Die Buchbinder Legionäre greifen nach dem fünften Platz beim Europa-Cup in der heimischen Armin-Wolf-Arena am Wochenende wieder ins Bundesligageschehen ein. Die Haar Disciples sind zu Gast in der Oberpfalz am Samstagabend ab 19 Uhr. Genau 24 Stunden vorher kommt es im Mainzer Ballpark zum traditionsreichen Duell der Athletics mit den Mannheim Tornados. Der Samstagnachmittag steht dann im Zeichen des Abstiegskampfes mit den Partien zwischen Bad Homburg und Stuttgart. Das württembergische Derby zwischen den Heidenheim Heideköpfen und Tübingen Hawks sorgt am Sonntagnachmittag für den Abschluss des Spieltages.

Alle Partien können, wie gewohnt, im Liveticker auf www.baseball-bundesliga.de verfolgt werden.
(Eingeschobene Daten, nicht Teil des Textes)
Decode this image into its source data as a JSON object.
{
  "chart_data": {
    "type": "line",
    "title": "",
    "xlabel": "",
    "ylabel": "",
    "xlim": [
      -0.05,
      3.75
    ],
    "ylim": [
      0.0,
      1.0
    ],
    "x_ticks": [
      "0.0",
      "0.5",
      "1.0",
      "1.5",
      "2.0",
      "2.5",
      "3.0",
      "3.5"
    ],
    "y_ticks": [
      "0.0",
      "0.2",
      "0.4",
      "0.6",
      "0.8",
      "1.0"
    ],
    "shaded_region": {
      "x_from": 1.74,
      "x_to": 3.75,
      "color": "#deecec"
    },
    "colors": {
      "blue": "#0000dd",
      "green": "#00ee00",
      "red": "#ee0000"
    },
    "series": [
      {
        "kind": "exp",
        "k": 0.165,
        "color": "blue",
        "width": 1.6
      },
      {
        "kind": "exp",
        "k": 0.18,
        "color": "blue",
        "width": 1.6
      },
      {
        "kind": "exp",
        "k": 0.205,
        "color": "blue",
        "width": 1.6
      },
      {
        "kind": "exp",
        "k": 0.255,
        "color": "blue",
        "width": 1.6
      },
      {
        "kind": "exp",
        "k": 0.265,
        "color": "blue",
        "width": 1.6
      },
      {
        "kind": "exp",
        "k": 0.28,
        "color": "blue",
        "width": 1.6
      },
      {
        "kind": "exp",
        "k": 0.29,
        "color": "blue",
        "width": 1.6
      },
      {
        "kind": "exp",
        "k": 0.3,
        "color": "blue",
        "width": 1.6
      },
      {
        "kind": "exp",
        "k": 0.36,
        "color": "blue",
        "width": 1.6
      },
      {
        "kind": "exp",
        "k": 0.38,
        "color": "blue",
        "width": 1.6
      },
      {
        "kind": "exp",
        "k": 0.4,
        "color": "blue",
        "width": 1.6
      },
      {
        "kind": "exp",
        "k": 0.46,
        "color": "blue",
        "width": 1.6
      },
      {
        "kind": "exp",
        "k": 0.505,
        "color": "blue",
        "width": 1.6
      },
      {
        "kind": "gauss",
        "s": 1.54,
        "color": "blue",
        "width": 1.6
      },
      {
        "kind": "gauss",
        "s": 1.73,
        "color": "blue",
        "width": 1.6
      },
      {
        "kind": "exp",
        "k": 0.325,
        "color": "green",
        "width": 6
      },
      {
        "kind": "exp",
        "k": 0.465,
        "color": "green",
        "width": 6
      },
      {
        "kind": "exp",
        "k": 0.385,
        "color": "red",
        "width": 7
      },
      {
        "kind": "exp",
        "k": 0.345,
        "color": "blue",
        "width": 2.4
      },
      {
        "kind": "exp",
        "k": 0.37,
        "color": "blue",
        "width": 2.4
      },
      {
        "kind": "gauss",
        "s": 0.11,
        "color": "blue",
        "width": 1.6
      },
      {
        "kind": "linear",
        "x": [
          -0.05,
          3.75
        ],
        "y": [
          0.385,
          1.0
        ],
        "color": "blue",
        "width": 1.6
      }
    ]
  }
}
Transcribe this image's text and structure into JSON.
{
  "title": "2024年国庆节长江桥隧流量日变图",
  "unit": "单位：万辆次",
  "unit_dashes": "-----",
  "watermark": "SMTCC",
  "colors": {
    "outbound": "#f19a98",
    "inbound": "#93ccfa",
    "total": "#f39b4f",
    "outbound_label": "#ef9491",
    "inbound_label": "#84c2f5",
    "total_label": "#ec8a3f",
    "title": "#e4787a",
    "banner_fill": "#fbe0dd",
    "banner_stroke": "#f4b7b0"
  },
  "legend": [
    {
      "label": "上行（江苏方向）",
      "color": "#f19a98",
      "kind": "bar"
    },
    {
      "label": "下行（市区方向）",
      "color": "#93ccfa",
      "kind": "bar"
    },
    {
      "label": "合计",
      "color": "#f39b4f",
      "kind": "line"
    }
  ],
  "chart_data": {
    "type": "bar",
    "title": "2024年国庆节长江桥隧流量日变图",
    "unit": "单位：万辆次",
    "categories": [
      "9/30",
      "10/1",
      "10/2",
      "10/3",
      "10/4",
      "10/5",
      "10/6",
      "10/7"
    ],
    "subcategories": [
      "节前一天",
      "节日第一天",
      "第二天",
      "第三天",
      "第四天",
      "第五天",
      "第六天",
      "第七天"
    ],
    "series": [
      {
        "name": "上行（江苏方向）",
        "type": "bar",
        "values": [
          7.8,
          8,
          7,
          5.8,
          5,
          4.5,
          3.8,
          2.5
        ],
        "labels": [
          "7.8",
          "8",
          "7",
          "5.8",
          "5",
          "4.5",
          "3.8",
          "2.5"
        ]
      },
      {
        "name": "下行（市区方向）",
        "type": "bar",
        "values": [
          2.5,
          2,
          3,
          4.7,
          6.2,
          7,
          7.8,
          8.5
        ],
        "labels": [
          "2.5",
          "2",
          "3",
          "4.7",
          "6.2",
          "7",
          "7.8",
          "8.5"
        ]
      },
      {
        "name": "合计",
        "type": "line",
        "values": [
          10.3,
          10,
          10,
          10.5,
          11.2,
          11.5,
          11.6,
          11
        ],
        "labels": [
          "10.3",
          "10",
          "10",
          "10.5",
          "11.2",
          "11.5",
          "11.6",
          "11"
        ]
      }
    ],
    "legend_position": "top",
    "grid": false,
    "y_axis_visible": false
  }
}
Mainz Athletics – Mannheim Tornados

Mit einem schweren Brocken beginnt die Rückrunde für die Mannheim Tornados. Das Team von Matt Kemp beendete die Hinrunde mit zwei Siegen aus 14 Spielen und steckt mitten im Abstiegskampf. Und mit Mainz wartet der momentane Tabellenführer auf das junge Team aus der Quadratstadt. Gerade die fehlende Erfahrung hat den Tornados schon einige Punkte gekostet. Kein Akteur der Mannheimer konnte in der Hinrunde die 0.300-Marke am Schlag knacken und der Team-Durchschnitt liegt bei gerade einmal 0.166. Auf dem Mound zeigte bisher nur Jan-Niclas Stöcklin starke Leistungen. Sein ERA von 3.31 ist in der team-internen Rangliste der unangefochten Bestwert. US-Pitcher Kemp kommt in der 1. Baseball-Bundesliga Süd nicht in Fahrt und kommt auf einen ERA von 5.14. Neben Joshua Hodges ist der Amerikaner der einzige der regelmäßigen Spiel-Zwei-Starting Pitcher mit einem ERA über fünf. Der junge Anton Helmig ist der erfolgreichste Werfer aus dem Bullpen, der von Philipp Höhlein, Tim Beigel und Christian Schuler komplettiert wird.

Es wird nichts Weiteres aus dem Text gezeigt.